More importantly, it is easy to forget that Baidu still operates under a Communist regime. Though there are no overt signs of hostility between Baidu and government leaders, the regime has the power to censor the company or take control of it altogether -- leaving shareholders with little to show for their investment.
Trading at 36 times trailing earnings, that is too much risk for retirees to take.
Bob Ciura (Facebook)
This is one of the most widely followed growth stocks, and for good reason. Facebook is the dominant player in social media with more than 1.3 billion global monthly active users as of the end of 2014. As it keeps racking up additional users, its growth is exploding. Revenue grew 58% last year, and EPS jumped 83%. As a result, the stock soared more than 40% during that period.
But when I think of the best stocks for retirees, Facebook does not fit the mold. Typically, one of the primary concerns for retirees is replacing lost income from being out of the workforce. Facebook does not pay a dividend, so retirees looking for income will be disappointed.
Additionally, as Facebook is a highly touted growth stock, it commands a very lofty valuation. Shares of Facebook trade for 70 times trailing earnings and 32 times forward earnings estimates. By comparison, the broad S&P 500 averages 20 times trailing earnings. To be sure, Facebook may have little trouble growing profits fast enough to justify this valuation, but it leaves little room for error.

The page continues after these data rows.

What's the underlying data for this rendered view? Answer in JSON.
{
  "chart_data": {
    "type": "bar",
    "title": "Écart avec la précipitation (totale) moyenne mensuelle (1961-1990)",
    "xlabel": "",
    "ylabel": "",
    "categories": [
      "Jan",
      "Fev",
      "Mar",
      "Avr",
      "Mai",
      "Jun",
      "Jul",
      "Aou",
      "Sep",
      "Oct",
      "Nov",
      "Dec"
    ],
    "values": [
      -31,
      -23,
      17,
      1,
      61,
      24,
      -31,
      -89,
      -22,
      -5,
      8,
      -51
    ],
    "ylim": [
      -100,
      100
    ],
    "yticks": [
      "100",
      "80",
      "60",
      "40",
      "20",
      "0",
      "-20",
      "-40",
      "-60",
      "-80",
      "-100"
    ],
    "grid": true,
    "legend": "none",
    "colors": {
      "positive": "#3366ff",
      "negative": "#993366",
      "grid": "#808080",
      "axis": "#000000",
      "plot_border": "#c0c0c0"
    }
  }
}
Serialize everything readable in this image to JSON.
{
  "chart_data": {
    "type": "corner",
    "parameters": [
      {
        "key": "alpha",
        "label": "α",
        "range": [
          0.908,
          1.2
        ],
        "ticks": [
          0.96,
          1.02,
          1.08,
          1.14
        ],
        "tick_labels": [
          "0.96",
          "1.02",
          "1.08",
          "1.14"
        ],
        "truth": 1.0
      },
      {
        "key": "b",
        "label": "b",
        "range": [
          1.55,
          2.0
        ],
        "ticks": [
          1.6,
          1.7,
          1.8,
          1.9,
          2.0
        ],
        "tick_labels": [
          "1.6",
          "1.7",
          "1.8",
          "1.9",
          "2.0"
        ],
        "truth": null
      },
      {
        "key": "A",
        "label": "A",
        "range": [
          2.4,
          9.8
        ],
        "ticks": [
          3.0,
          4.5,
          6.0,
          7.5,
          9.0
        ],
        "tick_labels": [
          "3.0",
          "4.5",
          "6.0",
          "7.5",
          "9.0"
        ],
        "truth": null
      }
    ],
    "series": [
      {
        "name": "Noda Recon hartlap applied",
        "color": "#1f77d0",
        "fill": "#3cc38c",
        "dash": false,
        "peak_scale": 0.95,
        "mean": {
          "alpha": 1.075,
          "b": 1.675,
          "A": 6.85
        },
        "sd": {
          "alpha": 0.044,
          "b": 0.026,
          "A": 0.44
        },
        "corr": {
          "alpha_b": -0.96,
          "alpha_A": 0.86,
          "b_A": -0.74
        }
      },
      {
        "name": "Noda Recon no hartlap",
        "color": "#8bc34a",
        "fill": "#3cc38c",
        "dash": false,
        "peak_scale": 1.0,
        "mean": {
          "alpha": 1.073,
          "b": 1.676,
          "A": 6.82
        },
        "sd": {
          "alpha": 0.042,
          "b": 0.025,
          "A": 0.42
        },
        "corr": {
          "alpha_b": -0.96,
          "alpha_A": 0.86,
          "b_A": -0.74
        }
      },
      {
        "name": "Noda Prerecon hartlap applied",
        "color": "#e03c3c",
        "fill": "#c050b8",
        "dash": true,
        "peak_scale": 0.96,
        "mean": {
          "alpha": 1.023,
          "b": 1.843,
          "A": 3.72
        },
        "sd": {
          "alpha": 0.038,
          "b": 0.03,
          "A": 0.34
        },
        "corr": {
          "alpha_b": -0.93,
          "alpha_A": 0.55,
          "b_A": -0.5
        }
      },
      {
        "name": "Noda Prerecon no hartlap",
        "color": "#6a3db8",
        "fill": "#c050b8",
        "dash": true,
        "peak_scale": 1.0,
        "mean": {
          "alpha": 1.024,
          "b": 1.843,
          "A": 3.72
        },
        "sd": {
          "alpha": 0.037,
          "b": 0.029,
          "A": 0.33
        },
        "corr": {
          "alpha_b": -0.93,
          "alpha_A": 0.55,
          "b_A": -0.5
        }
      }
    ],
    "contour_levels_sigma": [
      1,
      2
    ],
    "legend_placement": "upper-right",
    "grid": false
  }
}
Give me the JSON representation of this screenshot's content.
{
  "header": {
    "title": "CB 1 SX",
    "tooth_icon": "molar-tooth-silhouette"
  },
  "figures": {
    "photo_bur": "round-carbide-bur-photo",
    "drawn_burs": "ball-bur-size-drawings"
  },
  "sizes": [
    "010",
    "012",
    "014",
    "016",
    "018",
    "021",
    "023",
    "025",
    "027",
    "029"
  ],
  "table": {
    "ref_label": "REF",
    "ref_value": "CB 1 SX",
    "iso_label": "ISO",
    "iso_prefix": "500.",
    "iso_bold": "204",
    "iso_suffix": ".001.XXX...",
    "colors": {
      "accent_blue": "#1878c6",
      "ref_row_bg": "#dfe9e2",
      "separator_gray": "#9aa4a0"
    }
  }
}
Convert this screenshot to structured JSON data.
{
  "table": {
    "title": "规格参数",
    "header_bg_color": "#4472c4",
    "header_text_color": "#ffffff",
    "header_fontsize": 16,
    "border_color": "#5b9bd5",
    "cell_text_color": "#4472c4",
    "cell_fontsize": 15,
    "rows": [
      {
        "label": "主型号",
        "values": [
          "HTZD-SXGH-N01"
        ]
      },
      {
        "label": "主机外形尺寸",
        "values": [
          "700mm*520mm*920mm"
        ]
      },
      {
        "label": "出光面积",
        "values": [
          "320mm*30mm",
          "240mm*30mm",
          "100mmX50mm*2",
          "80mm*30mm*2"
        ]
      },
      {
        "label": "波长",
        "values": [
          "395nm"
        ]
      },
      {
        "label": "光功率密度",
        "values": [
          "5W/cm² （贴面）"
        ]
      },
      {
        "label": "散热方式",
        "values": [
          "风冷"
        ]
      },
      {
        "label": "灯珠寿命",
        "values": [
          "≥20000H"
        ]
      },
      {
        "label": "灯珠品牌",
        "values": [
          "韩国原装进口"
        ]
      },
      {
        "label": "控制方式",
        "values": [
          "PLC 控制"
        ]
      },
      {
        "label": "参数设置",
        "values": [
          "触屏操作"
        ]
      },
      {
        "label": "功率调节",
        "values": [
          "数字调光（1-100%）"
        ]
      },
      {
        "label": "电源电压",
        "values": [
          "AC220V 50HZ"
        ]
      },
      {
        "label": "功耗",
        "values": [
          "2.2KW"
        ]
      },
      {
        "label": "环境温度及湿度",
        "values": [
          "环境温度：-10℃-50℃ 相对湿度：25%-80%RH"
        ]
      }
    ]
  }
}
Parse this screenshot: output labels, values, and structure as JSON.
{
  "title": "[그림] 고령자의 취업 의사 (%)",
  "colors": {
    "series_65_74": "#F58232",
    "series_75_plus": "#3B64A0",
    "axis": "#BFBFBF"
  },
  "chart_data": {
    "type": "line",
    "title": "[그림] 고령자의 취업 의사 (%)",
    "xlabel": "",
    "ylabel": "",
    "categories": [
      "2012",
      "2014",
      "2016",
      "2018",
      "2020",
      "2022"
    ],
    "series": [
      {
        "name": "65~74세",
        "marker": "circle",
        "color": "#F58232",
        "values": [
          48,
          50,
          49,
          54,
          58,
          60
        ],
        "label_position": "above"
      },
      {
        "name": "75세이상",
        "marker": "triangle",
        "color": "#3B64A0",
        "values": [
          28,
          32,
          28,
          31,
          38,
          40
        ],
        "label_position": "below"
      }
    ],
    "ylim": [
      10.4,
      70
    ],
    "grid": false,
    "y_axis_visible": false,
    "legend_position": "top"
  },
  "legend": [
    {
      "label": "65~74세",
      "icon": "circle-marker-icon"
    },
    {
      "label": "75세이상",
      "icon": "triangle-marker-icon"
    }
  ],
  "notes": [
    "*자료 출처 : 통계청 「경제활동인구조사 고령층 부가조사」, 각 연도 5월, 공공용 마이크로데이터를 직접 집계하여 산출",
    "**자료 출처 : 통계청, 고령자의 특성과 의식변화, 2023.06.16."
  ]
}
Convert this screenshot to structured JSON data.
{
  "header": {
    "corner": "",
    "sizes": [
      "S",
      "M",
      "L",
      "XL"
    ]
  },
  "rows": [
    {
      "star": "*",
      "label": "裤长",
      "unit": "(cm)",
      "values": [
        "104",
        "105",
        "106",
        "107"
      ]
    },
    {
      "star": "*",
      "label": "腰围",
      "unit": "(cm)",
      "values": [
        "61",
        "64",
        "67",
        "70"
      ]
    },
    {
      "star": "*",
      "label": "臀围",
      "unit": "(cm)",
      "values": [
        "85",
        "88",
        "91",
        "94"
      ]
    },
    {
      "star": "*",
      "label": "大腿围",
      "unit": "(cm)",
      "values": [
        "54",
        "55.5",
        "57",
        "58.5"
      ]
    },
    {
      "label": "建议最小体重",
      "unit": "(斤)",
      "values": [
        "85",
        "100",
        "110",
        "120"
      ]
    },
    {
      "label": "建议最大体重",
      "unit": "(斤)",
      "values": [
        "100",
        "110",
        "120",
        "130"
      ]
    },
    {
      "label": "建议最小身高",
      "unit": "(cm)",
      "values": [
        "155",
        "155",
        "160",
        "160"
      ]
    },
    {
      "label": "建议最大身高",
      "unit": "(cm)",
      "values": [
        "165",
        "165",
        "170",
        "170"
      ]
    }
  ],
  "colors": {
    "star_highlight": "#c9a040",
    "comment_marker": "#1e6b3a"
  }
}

With no dividend and a lofty valuation, Facebook investors are not getting much of a margin of safety in case things do not go according to plan. Retirees have a particular set of needs -- usually income generation and protection of principal. They generally have a shorter time horizon than younger investors, meaning if Facebook corrects, as high-fliers often do, they cannot afford to wait.
While Facebook is a great growth stock, it does not look like an appropriate investment for retirees.
Andres Cardenal (LinkedIn)
LinkedIn is the undisputed leader in online professional contacts and recruiting. The company has the first-mover advantage in the business, and the network effect is a powerful source of self-sustaining competitive strength.
The company has 347 million registered users and 33,271 corporate solutions customers. Sales jumped 45% to $2.2 billion in 2014, so LinkedIn is clearly firing on all cylinders. Revenues will most likely outgrow expenses in the coming years, meaning profit margins should be on the rise. In this context, earnings should get a double boost from growing revenues and expanding margins.
That being said, LinkedIn is not a good fit for retirees. When investing in retirement, safety and stability are important considerations, since you do not want to be selling a stock at depressed levels to finance your income needs.
LinkedIn trades at a stratospheric valuation: The forward price-to-earnings ratio is around 60 times earnings forecasts for the coming year. The company has what it takes to grow into that valuation over time, but LinkedIn stock is still quite vulnerable to any disappointment in the short term.
Investing decisions are not just about differentiating between good and bad stocks -- the key is finding the right risk and reward equation to fit your own specific needs. LinkedIn is a great alternative for long-term investors looking for explosive growth opportunities but again not the best choice for retirees.